Em todos os aspectos, a Ordem de Melchizedek segue as diretrizes da geometria sagrada. O número doze é o número principal dentro da geometria sagrada. Assim, de acordo com este formato, há doze domínios de iniciação em Melchizedek. E, dentro desses doze domínios, há doze níveis que compõem um domínio. Cada nível leva a certos testes de iniciações para crescimento pessoal, que se relaciona a um domínio específico. Atravessar e completar um domínio pode levar alguns anos em estudos e crescimento interno. Quando você completar todos os doze domínios com os respectivos doze níveis, você será um Mestre!




A partir de 1994, o primeiro domínio com todos os seus doze níveis e os primeiros três níveis do segundo domínio estão abertos a nós.

O primeiro domínio inteiro é chamado "a Chamada de Trombeta" ,a chamada para o coração.

O domínio dois é chamado "a Bola de Cera ".
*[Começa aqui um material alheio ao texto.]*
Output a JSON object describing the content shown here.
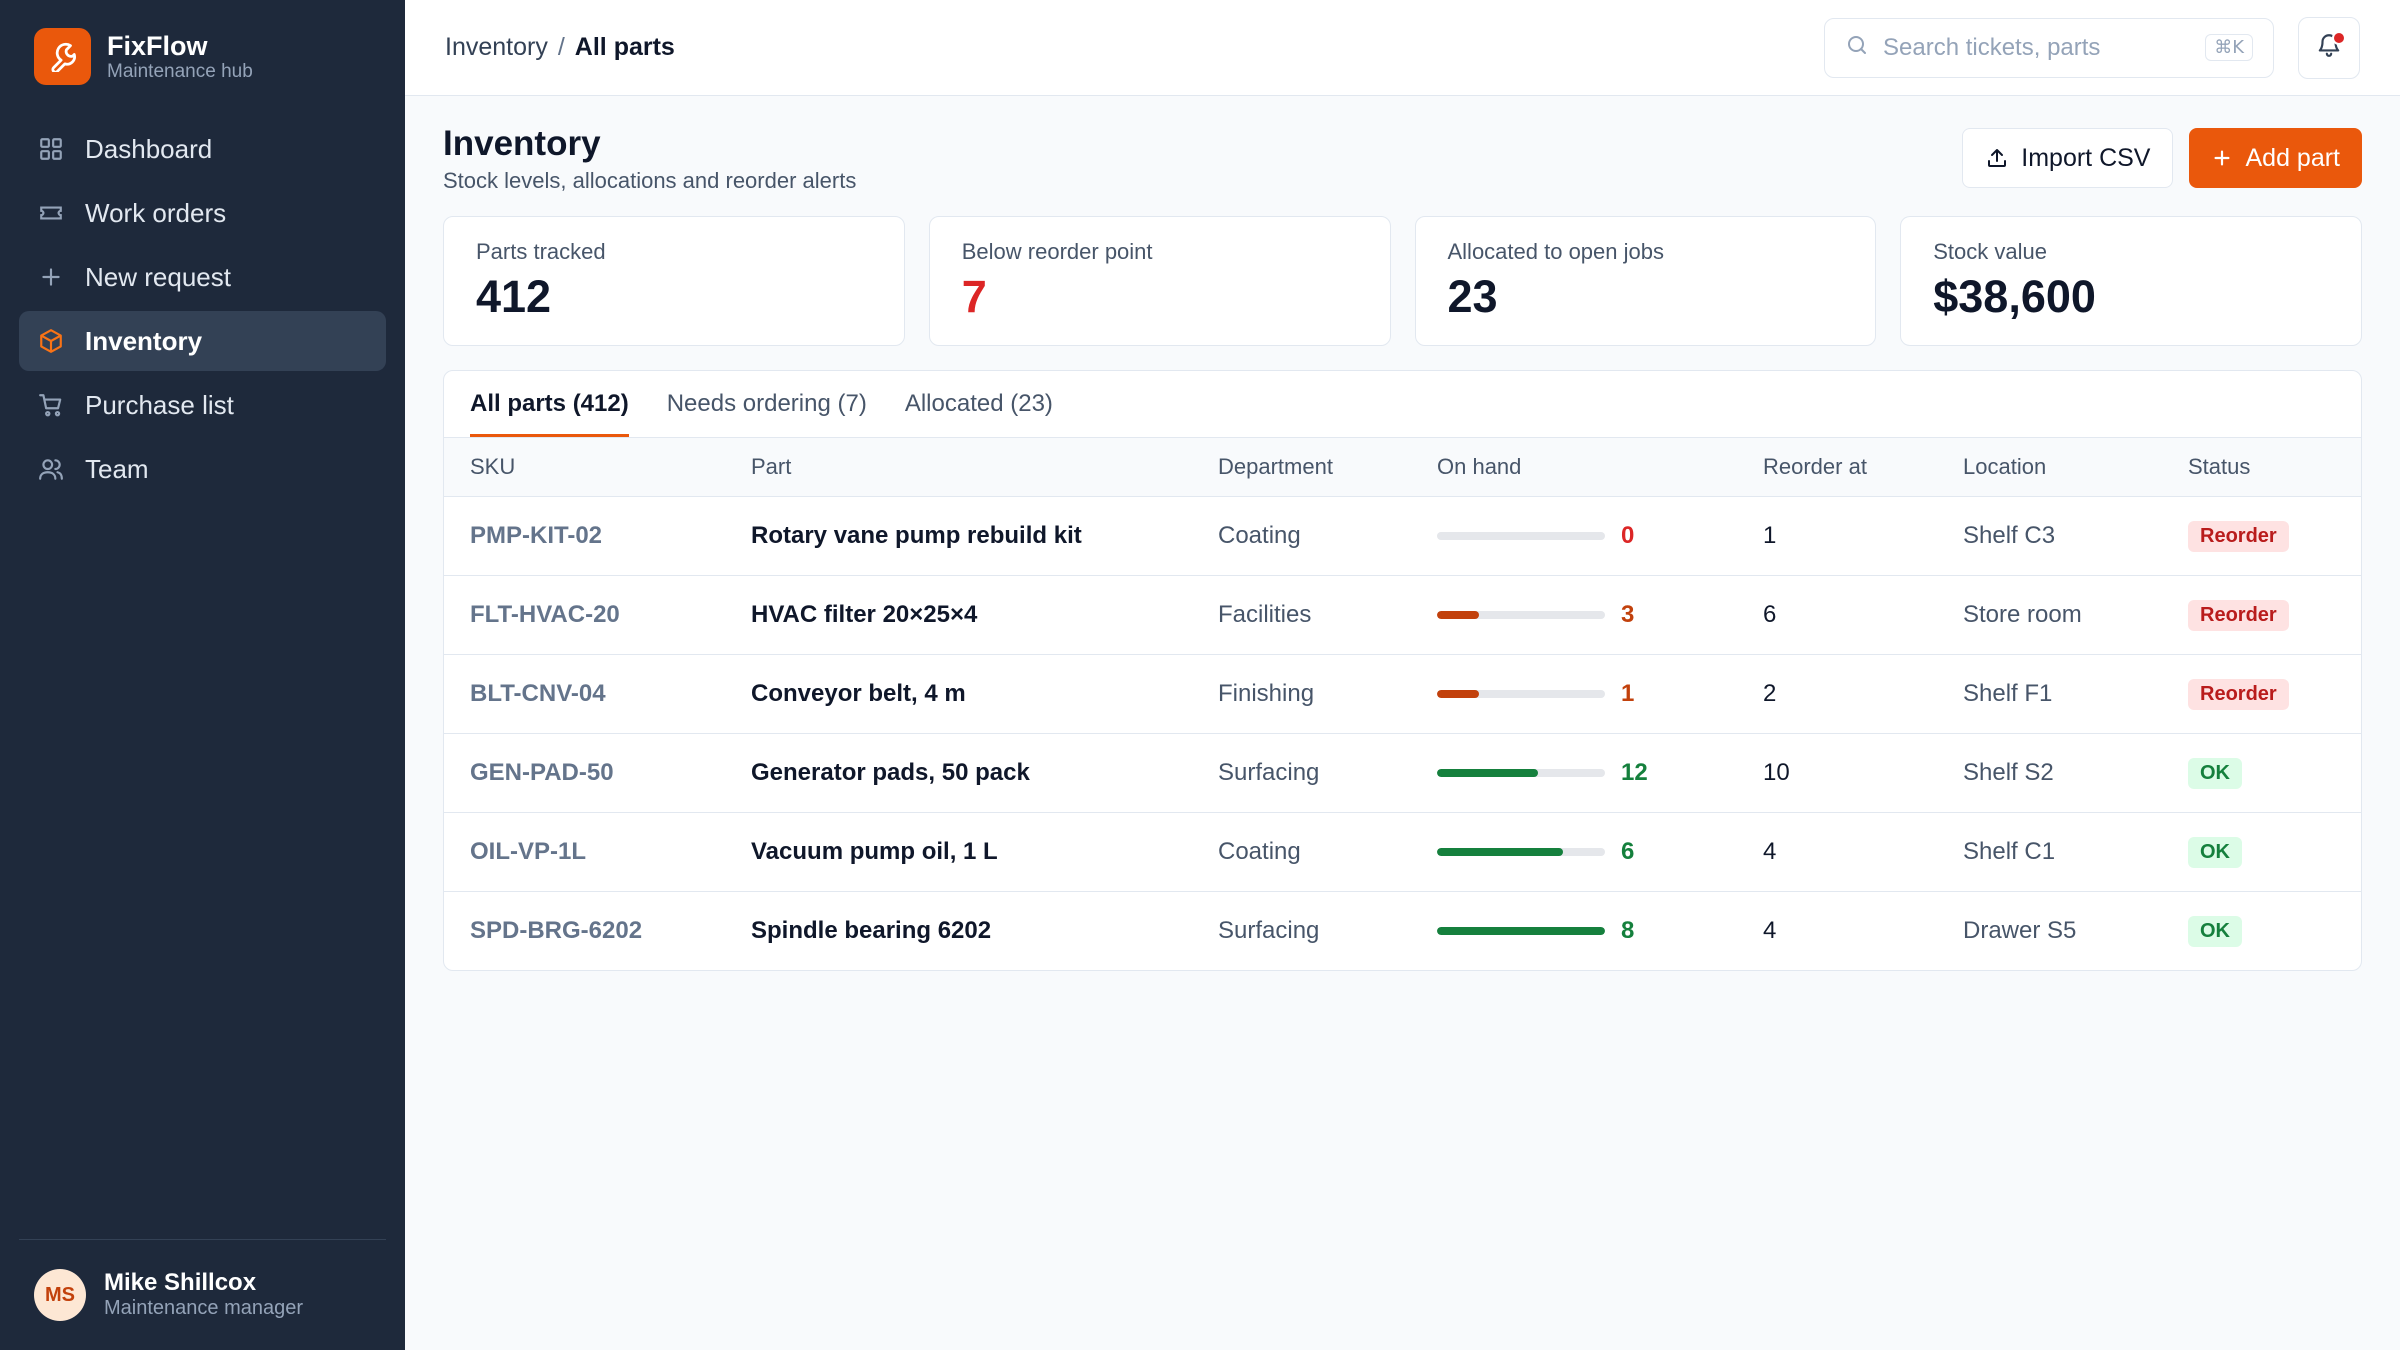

Os primeiros três níveis do domínio dois estão presentemente disponíveis ao iniciado e o exporá a todos os seus assuntos de sobrevivência.

O primeiro nível é chamado: "O Portão".

Esta iniciação o exporá a todos os demônios que seus pensamentos e emoções criaram subconscientemente.
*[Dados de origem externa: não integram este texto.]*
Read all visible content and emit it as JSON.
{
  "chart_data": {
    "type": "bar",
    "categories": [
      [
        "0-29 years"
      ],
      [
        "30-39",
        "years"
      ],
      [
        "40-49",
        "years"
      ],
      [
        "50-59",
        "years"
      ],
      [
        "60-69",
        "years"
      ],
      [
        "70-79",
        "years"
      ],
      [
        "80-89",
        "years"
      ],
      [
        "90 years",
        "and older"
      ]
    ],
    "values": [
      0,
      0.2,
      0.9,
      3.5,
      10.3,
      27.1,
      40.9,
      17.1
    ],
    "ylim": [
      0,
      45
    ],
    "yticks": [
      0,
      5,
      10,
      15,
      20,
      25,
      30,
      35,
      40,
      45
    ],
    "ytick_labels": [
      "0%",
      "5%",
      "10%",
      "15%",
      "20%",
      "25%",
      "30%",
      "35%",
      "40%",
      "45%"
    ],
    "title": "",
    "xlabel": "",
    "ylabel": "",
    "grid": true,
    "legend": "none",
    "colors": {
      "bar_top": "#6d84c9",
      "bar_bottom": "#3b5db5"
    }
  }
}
O segundo nível é chamado " a Pena Vermelha de Coragem".

Para ser iniciado neste nível você terá que ter coragem e deverá estar disposto a representar um firme serviço a Deus. Espere ser evitado, ignorado e ridicularizado por suas boas ações.

O terceiro nível é chamado "o Chão de Malkuth".

Aqui você deve simbolicamente se levantar igualmente dos azulejos pretos e dos brancos. O que isto significa é que o iniciado tem que dominar profundamente, em seus pensamentos e emoções, todos os níveis de bem e bom ou mal e mau, pois terão que ser considerados iguais e divinos. Nesta iniciação, novamente você pode esperar se manifestarem em sua vida todas as ilusões nas quais você acredita ser mal ou mau, que terão que ser requalificadas. Para passar este nível, você precisará ver só o bem, a toda hora. E somente assim o quarto nível do segundo domínio então se abrirá. Este quarto nível requererá domínio de habilidades desenvolvidas, e prova de sintonia com o reinos elemental e angelical. Se nós estamos em comunhão completa com os reinos, nós criaremos o céu na Terra.

Os restantes níveis do segundo domínio, bem como os domínios de três a doze com seus doze níveis cada um, ainda não estão liberados.

Melchizedek conduzirá toda nação, raça e religião para um melhor amanhã e ao nascimento da " Idade Dourada do Homem ".